Mr. Hay to Mr. White.

[Telegram.—Paraphrase.]

(Mr. Hay states that the President appreciates profoundly the courtesy with which the powers in interest have suggested his name as arbitrator in the matters now pending in Venezuela. If no other or better means of settling the subjects in dispute presented themselves the President would willingly comply with the wishes of the powers and give his best efforts to an end so laudable; but he has thought from the beginning that it was most desirable that the entire controversy should be submitted to the judgment of that high tribunal at The Hague which has been created by the principal powers of the world for the consideration of precisely such causes, involving, as the present controversy does, no question of national honor or the cession of territory. After a thorough consultation with all the powers, in which he has found an honorable spirit of candor and mutual consideration animating every one of them, the President has been greatly gratified to learn that in the event of his not undertaking the important duty to which the powers have invited him they would all be willing to accept a reference to The Hague.
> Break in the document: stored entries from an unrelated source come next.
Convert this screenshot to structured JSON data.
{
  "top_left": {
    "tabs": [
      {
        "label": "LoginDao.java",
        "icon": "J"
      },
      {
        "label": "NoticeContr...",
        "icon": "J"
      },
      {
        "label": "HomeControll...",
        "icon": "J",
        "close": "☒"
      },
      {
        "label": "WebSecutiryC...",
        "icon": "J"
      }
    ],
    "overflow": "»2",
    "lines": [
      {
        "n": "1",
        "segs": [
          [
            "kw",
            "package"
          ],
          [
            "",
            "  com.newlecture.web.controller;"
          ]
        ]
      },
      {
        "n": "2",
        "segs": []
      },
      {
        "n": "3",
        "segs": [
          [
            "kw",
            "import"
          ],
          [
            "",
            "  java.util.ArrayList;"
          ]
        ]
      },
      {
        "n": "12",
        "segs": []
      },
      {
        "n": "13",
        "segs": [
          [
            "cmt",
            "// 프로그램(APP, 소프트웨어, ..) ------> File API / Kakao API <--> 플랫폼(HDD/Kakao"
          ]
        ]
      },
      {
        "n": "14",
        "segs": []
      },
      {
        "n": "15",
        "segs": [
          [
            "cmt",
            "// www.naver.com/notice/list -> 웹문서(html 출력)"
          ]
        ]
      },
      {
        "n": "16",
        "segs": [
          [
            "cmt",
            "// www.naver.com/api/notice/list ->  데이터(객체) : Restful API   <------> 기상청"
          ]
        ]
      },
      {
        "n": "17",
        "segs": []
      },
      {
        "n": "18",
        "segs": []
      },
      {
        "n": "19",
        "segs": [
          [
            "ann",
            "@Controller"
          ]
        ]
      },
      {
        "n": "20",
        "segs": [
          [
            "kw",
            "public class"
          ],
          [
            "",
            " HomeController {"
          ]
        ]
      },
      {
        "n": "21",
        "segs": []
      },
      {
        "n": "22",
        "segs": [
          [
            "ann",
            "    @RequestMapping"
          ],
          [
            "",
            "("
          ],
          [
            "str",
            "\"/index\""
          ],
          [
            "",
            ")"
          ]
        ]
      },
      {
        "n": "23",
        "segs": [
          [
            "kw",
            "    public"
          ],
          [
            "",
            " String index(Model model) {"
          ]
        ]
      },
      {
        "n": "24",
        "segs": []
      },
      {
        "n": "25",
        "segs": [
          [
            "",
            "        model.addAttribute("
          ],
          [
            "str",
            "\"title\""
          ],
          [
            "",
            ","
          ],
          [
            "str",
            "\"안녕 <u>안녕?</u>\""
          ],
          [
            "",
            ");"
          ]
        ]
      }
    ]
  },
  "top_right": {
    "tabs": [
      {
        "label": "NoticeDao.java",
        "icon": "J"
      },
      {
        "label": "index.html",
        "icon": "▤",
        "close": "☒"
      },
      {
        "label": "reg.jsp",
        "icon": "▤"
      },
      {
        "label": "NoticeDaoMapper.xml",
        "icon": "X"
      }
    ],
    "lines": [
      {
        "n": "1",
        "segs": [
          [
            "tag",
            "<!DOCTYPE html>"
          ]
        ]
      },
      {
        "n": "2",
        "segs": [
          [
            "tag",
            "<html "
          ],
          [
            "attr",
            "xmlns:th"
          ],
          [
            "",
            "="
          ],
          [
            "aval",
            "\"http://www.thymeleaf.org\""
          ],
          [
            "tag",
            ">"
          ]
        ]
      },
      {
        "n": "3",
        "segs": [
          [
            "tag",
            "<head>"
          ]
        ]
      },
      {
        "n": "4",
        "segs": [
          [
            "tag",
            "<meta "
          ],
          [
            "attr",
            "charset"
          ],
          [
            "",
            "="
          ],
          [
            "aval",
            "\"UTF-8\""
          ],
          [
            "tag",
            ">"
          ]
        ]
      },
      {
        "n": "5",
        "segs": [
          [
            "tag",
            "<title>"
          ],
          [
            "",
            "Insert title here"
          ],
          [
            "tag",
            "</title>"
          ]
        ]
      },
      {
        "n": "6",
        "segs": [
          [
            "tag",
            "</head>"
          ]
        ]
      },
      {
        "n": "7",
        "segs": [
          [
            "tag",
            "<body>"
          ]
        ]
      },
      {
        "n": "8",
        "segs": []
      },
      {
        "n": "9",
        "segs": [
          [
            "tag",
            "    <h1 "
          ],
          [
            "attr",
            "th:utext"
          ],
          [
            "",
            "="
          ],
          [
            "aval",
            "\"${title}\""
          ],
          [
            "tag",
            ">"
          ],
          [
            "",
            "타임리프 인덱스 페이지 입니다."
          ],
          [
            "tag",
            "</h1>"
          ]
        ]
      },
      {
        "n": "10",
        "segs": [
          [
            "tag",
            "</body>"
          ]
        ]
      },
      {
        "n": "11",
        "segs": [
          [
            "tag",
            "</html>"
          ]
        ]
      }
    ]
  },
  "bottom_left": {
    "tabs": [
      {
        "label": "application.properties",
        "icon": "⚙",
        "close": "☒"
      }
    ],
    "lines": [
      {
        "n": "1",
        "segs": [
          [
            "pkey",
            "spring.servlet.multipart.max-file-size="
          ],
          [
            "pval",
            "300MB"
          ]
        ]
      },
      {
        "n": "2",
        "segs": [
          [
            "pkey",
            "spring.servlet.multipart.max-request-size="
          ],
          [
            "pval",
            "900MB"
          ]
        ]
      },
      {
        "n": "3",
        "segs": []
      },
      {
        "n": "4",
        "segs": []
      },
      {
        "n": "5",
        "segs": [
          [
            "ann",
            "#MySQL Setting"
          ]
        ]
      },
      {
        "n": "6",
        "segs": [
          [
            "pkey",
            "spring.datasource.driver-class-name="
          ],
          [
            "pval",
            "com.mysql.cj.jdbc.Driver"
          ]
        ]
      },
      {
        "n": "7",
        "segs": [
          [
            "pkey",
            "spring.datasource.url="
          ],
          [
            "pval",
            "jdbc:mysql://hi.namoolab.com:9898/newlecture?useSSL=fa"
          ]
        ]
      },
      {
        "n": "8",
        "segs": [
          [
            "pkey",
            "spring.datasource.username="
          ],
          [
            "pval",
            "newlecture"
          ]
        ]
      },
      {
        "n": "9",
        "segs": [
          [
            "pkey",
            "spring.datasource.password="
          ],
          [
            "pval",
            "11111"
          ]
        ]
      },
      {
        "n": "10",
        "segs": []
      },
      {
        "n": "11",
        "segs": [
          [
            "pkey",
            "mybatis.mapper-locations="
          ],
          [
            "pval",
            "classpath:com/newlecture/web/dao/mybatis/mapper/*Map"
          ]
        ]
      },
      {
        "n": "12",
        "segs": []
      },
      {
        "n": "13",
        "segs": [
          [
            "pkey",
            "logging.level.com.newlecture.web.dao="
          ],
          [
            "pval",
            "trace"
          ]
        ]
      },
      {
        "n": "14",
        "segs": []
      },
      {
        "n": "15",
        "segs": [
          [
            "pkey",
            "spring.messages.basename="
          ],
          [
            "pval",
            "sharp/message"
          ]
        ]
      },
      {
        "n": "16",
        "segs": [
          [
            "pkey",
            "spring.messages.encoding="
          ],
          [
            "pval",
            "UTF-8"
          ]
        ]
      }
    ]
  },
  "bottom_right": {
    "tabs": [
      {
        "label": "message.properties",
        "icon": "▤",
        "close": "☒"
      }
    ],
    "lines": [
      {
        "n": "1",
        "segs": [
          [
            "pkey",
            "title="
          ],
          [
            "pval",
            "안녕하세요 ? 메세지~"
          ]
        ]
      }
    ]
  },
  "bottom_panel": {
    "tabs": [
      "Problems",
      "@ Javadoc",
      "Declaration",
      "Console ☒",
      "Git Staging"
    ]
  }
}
He has therefore the greatest pleasure in announcing to the Governments of Great Britain, Germany, Italy, and Venezuela that all of them have accepted in principle the proposition of a reference of pending questions to the tribunal of The Hague.

If the President can be of any further service in arranging the preliminaries of such an understanding he will gladly hold himself at the disposition of the powers concerned, and if their representatives should find it desirable to meet in Washingtion he would be happy to welcome them there and to facilitate their labors in every possible way.)